We both slept well in our damp beds, and next morning woke to watery sunshine and a calm day. A clothesline strung up between nearby trees soon held all our wet gear, drying in the gentle breeze. The day quickly improved and with the sunshine came company again. We hadn't seen another person for a couple of days. Now several boats arrived in the bay.

With everything dry again, we packed up after lunch and set off to exploring some of the nearby mainland coast. We ended up in a little sheltered corner in Parekura Bay, and settled in for the night. I was woken during the night when the wind swung back to SW, and some waves started us rocking a little. By morning the SW was picking up, we set off to sail back down the coast to Russell for some fresh supplies. Ther wind quickly rose to near the promised 20 knots. We had a most enjoyable sail along the coast, stopping at one point to put a reef in the main, and then shaking it out again half an hour later. One long reach saw us down near Moturoa Island, and then we tacked up the estuary to Russell. We were there by lunchtime, left Varuna anchored off the beach and found a cafe for lunch. We got rid of the rubbish, stocked up with food and fuel and then sailed back out toward the islands again.

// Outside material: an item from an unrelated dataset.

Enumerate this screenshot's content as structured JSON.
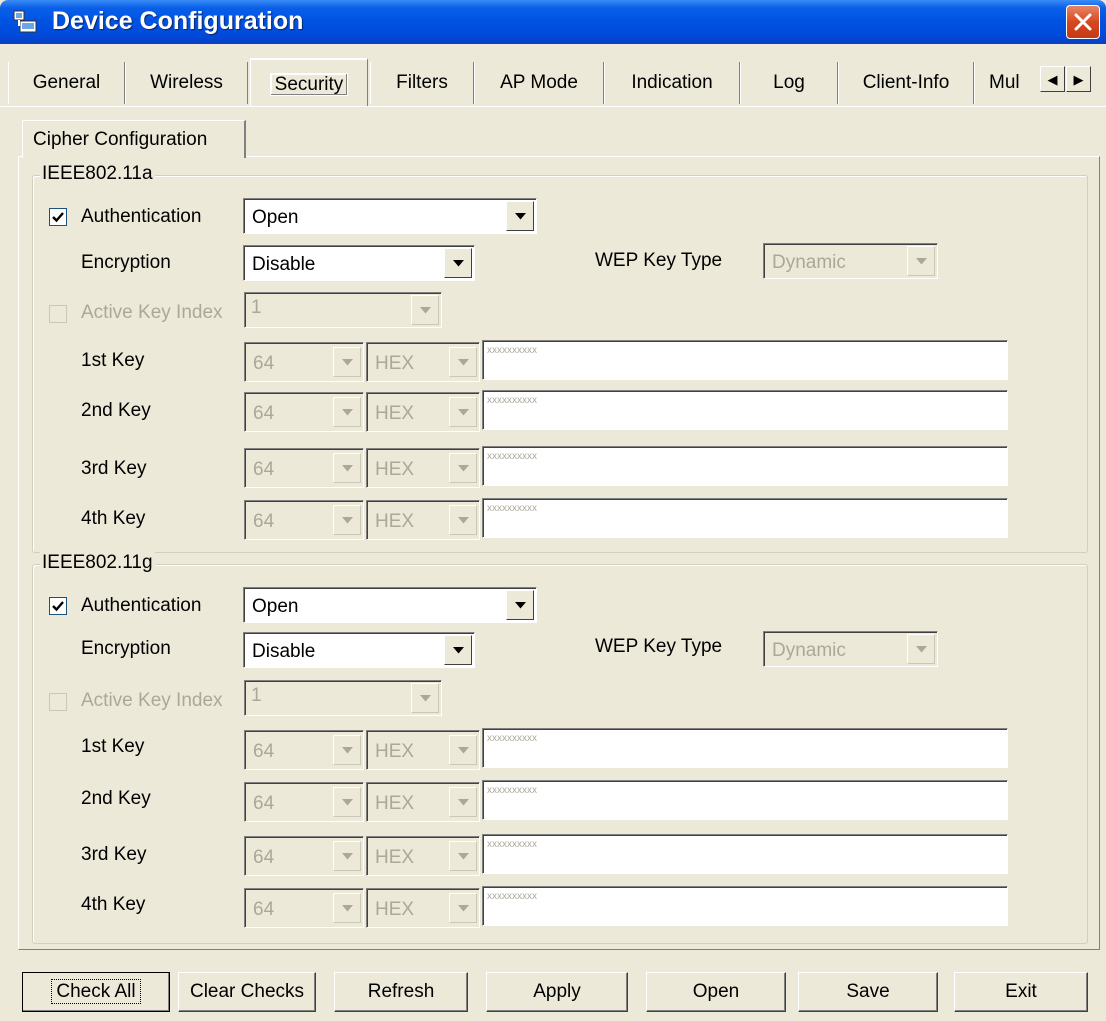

Another couple of days was spent sailing, swimming and relaxing in calm sunny weather before we packed up the tent for the last time and headed back towards Opua and home. We had been away for 12 days, and the home comforts were starting to look pretty good. It had been another excellent trip.

The Bay of Islands is tailor made for this type of cruising in a Pathfinder, and we are looking forward to getting back sometime for more.